In the past, I've used dynamic languages (heavily) for my own projects. No matter how right or wrong my own code is, it's mine and I get it, most of the time. I have a basis in C and tend to do a lot of mental book keeping when I code. It's a holdover from days when I didn't have things to sanity check my own work. There was a lot of rope, but I was the only one in the room so I made sure not to throw it over the rafters, wrap it around my neck, climb on a chair, and then try to figure out what I had done wrong. If I did, I had only myself to blame.
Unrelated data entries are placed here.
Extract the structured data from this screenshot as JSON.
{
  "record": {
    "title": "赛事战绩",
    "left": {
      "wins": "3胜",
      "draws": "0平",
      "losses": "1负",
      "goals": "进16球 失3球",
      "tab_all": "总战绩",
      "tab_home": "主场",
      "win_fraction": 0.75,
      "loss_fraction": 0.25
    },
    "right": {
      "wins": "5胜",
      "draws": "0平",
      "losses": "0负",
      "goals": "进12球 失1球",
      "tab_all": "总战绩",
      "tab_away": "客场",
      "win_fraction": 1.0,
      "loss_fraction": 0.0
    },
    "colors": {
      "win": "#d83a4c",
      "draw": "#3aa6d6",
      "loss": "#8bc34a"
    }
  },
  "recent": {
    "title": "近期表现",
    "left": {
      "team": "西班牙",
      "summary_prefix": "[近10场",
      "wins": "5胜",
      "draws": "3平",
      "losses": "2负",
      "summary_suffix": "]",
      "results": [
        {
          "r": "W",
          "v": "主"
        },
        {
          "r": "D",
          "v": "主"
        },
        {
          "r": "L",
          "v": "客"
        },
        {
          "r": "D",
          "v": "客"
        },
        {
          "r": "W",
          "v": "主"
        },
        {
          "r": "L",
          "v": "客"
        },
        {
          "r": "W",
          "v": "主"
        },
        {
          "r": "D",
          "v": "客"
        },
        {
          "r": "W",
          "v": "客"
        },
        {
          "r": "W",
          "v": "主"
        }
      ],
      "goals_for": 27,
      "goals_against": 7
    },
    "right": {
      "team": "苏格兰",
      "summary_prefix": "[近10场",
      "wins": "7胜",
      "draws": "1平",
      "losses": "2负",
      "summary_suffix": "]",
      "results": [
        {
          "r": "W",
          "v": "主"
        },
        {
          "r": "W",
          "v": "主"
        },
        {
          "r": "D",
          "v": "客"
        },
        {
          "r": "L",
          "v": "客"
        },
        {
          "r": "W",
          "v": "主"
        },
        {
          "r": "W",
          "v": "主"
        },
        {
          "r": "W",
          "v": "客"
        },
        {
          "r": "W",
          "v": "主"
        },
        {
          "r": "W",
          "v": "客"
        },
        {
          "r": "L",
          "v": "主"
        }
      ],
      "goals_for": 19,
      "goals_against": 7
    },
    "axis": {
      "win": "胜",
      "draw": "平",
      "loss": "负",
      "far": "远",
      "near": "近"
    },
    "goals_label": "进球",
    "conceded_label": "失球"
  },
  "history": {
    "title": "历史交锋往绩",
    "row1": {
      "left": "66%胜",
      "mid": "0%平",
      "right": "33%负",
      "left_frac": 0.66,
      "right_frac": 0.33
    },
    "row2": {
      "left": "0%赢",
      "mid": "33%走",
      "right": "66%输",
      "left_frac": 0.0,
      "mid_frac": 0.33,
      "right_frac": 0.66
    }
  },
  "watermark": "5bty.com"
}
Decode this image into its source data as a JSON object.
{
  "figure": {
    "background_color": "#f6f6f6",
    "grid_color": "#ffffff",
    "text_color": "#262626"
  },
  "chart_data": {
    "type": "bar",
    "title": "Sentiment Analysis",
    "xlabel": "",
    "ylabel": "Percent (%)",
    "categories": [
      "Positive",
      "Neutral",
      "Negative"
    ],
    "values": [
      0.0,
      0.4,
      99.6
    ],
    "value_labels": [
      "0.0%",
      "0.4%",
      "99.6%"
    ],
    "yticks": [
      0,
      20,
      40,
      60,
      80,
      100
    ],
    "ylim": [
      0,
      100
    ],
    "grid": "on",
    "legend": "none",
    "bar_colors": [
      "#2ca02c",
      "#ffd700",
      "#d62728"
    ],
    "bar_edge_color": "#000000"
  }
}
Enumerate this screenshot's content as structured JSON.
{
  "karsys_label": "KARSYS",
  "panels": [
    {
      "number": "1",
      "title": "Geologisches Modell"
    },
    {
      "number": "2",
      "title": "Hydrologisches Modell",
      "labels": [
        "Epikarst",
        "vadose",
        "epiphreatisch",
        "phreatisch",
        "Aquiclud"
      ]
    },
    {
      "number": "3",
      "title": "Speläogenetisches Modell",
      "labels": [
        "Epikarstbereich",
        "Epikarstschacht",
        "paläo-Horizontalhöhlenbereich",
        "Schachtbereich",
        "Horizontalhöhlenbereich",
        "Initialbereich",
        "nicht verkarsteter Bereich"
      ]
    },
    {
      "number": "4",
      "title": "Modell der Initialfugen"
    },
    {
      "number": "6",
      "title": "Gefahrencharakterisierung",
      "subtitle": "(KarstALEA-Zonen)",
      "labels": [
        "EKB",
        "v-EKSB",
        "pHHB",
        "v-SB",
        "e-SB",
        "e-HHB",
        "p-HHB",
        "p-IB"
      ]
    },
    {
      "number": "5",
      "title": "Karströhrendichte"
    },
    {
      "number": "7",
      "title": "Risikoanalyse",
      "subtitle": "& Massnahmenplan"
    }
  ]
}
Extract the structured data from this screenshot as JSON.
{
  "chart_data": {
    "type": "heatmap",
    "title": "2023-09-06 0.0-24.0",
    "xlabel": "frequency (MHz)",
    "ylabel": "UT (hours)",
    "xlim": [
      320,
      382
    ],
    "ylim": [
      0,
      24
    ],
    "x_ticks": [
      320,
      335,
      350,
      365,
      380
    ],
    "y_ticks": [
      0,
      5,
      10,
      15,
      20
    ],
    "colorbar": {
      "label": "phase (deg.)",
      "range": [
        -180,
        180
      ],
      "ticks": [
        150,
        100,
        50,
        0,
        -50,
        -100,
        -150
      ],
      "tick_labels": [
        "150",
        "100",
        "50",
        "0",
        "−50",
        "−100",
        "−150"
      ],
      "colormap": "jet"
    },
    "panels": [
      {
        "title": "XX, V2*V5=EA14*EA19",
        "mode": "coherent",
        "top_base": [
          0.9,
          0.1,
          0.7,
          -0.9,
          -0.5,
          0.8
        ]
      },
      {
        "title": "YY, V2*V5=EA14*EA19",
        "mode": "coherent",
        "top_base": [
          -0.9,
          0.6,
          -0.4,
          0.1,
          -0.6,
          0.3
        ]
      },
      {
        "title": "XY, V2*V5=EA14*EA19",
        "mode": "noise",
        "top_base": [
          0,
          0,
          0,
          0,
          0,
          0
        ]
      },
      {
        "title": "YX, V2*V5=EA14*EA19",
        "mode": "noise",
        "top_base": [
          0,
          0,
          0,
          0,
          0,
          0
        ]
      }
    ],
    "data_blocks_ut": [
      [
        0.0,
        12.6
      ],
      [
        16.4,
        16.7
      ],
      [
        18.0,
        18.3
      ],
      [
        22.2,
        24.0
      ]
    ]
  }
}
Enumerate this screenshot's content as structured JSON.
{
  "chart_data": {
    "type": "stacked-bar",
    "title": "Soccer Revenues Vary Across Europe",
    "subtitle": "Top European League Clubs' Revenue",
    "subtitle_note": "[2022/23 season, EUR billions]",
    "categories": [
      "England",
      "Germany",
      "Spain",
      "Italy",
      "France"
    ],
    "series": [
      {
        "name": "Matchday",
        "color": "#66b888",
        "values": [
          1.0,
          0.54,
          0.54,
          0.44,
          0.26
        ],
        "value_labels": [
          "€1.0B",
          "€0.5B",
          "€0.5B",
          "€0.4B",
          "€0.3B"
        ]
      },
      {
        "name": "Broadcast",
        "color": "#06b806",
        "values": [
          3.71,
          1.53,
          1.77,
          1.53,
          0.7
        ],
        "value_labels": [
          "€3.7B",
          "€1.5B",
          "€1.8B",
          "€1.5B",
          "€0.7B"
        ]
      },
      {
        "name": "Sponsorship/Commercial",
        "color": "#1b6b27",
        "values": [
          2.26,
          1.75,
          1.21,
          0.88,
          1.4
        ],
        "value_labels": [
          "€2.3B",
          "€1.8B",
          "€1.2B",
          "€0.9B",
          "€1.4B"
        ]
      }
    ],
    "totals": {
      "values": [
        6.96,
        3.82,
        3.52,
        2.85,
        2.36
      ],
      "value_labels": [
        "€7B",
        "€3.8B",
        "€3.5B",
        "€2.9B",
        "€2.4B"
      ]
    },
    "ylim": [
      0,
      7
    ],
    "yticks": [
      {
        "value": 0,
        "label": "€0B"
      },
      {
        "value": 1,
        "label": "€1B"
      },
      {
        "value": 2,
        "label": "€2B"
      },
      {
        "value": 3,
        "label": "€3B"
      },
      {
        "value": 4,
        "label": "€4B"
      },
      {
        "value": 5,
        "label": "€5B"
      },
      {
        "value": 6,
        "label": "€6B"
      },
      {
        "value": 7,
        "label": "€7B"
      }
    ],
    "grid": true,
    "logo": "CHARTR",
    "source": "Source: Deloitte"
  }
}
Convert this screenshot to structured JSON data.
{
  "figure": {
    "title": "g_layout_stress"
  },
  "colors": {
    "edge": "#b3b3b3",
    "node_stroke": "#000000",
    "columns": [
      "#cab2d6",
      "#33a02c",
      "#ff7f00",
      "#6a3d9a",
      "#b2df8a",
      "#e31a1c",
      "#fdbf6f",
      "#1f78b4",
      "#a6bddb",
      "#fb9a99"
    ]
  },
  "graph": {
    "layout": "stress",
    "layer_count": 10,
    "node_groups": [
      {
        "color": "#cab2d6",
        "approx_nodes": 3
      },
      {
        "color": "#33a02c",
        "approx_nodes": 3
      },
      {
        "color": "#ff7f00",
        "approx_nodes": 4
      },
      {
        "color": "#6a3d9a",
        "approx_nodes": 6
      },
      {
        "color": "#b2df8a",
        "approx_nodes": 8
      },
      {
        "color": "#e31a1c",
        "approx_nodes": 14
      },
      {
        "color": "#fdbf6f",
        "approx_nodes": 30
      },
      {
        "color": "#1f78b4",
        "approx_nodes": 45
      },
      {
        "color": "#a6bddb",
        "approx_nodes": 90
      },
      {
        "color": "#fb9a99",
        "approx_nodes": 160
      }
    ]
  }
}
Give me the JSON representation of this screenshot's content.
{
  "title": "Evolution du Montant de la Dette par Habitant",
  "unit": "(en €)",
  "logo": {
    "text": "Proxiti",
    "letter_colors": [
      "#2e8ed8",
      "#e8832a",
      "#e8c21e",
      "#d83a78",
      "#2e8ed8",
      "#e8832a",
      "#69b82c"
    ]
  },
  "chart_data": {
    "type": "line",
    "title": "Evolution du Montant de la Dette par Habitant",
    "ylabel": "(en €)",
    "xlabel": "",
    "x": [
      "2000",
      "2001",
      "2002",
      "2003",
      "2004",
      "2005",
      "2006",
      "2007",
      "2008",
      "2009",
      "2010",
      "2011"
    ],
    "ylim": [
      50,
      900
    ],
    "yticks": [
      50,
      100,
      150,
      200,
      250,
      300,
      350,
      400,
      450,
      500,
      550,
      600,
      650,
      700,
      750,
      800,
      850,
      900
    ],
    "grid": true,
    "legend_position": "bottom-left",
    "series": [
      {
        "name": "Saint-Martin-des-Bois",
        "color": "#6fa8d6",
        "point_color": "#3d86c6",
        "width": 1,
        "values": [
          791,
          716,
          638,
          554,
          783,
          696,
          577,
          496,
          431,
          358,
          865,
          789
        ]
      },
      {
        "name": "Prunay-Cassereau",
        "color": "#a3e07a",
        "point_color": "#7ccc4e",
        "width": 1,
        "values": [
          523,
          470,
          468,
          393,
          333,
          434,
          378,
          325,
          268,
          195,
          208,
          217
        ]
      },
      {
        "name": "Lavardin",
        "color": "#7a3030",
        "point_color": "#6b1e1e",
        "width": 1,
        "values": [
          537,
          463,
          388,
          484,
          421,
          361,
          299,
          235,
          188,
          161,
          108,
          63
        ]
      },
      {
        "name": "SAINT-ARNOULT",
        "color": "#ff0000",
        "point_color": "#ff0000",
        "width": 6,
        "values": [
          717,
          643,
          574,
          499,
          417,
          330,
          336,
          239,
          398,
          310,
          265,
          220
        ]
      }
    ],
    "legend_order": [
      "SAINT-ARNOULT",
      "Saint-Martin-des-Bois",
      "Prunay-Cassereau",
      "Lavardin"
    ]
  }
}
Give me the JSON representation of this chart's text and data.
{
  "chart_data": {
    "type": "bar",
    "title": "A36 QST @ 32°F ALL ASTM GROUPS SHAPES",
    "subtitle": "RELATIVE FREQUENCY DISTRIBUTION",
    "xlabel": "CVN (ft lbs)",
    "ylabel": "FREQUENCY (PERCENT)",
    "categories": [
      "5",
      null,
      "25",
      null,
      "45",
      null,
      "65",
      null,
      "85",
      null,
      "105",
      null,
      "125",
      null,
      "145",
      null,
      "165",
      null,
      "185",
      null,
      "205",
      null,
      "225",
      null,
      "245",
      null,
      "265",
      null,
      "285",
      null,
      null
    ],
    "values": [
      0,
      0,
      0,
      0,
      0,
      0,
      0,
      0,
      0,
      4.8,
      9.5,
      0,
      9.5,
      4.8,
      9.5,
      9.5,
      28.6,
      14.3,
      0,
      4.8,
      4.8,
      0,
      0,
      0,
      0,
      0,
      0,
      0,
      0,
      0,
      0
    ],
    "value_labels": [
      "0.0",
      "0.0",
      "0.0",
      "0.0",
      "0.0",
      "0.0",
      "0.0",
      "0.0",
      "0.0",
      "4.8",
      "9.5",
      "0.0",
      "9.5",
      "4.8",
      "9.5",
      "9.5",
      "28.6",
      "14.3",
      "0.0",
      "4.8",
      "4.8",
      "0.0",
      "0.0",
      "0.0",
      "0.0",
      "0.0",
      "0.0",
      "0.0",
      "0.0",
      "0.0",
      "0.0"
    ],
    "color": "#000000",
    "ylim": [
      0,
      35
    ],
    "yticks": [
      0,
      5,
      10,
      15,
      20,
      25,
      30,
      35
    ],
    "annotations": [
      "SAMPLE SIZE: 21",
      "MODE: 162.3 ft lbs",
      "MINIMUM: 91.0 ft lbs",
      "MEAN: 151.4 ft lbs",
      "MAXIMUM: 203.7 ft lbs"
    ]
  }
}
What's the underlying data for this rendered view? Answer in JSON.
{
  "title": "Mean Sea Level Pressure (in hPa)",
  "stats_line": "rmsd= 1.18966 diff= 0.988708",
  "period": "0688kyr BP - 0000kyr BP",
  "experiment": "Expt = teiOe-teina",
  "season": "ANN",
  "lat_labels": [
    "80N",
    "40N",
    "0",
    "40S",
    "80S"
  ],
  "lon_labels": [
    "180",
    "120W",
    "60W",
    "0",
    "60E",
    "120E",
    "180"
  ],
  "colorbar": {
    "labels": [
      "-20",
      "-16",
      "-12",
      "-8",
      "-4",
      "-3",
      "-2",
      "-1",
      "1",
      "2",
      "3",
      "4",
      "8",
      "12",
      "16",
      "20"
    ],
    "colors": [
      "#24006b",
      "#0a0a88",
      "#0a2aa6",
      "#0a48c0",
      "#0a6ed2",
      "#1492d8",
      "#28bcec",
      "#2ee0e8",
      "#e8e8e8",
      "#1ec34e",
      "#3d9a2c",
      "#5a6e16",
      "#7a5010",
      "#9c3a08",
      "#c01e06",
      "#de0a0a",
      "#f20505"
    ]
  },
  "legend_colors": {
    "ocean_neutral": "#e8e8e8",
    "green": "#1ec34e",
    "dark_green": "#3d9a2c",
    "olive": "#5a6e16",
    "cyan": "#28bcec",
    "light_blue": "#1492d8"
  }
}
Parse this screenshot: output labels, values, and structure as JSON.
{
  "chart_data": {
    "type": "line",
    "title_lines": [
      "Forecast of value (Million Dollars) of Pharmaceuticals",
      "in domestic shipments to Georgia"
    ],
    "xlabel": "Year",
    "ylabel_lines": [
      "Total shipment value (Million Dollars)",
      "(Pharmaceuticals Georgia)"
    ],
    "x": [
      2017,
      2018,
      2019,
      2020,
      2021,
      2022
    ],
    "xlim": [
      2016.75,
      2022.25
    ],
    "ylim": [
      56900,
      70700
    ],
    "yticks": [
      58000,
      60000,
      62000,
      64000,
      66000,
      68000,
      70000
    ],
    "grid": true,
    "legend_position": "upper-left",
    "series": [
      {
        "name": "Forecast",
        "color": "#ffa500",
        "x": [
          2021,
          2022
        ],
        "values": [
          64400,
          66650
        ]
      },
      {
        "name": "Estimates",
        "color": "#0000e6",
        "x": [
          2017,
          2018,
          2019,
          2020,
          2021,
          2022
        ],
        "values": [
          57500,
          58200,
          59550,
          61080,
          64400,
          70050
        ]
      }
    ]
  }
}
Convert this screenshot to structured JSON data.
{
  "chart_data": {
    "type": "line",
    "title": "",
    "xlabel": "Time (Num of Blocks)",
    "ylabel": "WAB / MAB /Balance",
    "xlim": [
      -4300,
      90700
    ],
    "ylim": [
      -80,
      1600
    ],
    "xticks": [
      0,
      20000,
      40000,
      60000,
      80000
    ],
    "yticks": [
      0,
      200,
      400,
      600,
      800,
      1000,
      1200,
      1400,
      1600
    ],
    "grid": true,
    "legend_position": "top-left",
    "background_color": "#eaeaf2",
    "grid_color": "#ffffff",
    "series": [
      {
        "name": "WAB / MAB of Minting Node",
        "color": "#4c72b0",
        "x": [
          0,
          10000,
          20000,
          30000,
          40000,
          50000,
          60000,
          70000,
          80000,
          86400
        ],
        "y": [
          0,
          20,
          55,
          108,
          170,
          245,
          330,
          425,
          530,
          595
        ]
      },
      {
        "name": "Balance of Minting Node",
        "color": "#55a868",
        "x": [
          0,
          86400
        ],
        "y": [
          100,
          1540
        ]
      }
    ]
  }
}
When I'm working with a team of fifty developers of varying levels of experience, discipline, knowledge of good design and testability, and interest in their craft, the game changes. You can't bank on each member of the team having the same skill set or even interest in what you're trying to get done. Or, maybe you can, simply by applying very strict guidelines. The fact of the matter is that it's not as cut and dry either side wants you to believe. You're going to have code-cowboys who are clever - and beware that word for it means smart, but with a hint of tricky and subversiveness - who are going to do things like override the built in functions to given them cool new uses never previously imagined! You're going to have recent university grads who need mentoring, even if only half of them know it. You're going to have your average, mediocre, developer for whom this is a nine to five gig funding an ever more expensive pot habit. And, if you're lucky, you'll have one or two super star, ninja coders, who turn out reliable, efficient, readable, documented, testable, well designed, code. (As an aside, if you're one of those people, have one, or know one, I'm looking for resumes.)

My point: do not optimize for a group you do not have.

Lying to yourself will only get you knee deep in your own rationalizations about why your language is, in fact, the best one on the planet, and how the other guys just don't get it. The worst part is you'll still be right every single time.